Fathers Be Good to Your Daughters

Shortly after my second daughter was born I embarked on a casual, but lifelong project. It goes without saying that, having never been one myself, I have very little insight on what it means to be a daughter. That said, I now find myself with a deeply vested interest in successfully raising two. Since I’m fortunate to know many happy, healthy and well-adjusted women of all ages I decided to start asking one simple question, “What worked?”

I call it a casual project because so far I’ve only had the conversation 4 times; it’s not everyday that you have the time or appropriate space to dig into some of these topics! What I have learned so far is all gold. Allow me to share.

First, opinions. One young woman remarked that she has always been thankful that her family modeled many different opinions on a variety of topics. She sees this playing out now as her siblings each carry different views into their adult lives. The beautiful part? They all remain closely connected, valuing one another not only for what they have in common, but also for the differences. In an increasingly partisan world full of “us and them” distinctions, what a gift to pass on to the next generation; there is beauty and strength in a difference of opinions.

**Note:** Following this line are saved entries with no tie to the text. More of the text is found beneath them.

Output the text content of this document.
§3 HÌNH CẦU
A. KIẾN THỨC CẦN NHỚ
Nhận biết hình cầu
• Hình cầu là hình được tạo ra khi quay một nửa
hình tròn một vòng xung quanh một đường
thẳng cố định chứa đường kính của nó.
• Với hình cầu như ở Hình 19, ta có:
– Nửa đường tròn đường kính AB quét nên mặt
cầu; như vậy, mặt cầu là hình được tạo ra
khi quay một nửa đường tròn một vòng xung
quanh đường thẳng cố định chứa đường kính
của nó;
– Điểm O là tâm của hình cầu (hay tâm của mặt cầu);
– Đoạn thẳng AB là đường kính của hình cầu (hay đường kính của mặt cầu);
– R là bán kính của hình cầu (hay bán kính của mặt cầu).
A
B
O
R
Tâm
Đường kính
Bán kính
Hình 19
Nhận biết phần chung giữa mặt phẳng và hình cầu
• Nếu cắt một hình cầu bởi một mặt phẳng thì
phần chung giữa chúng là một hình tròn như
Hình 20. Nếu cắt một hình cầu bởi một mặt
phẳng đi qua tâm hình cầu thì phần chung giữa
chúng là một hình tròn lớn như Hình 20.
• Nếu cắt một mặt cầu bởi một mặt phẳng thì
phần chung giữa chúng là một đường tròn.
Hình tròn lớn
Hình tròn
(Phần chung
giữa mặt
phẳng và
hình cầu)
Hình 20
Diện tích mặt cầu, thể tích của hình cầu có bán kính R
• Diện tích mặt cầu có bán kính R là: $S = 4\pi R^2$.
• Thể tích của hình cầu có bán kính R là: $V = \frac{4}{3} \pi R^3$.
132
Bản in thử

Second, dinner. Perhaps the most practical answer I have received so far has had to do with daily habits. “We always had dinner together. Even as we got older and our schedules got harder to manage we always made it a priority.” Time is such a brilliant indicator of priorities, isn’t it? How reassuring it must be for a growing family to know that each member is a priority to the next. Carving out time isn’t easy – but it’s worth it.

Third, quality time. One woman responded, “I think the more quality time you spend with your dad the more valuable you feel.” This answer tugs at the heart, doesn’t it? What more could we ask for our young women as they enter into the world that they feel valued and valuable? It’s true that many young women seek their value through the voices of the men around them – sadly many men portray perverse and twisted beliefs of value. Fathers – our daughters learn their value through the messages we speak to them not only in words, but in love, in action and in quality time.

Fourth, understanding. My favorite answer so far came from a woman I had only met one day prior. When I asked her, “what worked?” she thought for a moment, looked me in the eye and said, “Never stop learning who they are.” She went on to explain that her dad never classified her and her sister by the “normal stereotypes.” Instead, he allowed them to grow and change as individuals – and he embraced those changes as they came. It’s a gift that I hope to pass to my daughters; “You are your own person and you don’t have to fit into the boxes that the world has created for you.”

Each of these could be an entire article on it’s own – and maybe I’ll write that someday, but for now, let’s be reminded that our role as mothers, fathers, aunts, uncles, grandparents and neighbors (the list goes on…) is vital in the growth and development of not just our daughters, but all of our children and young people.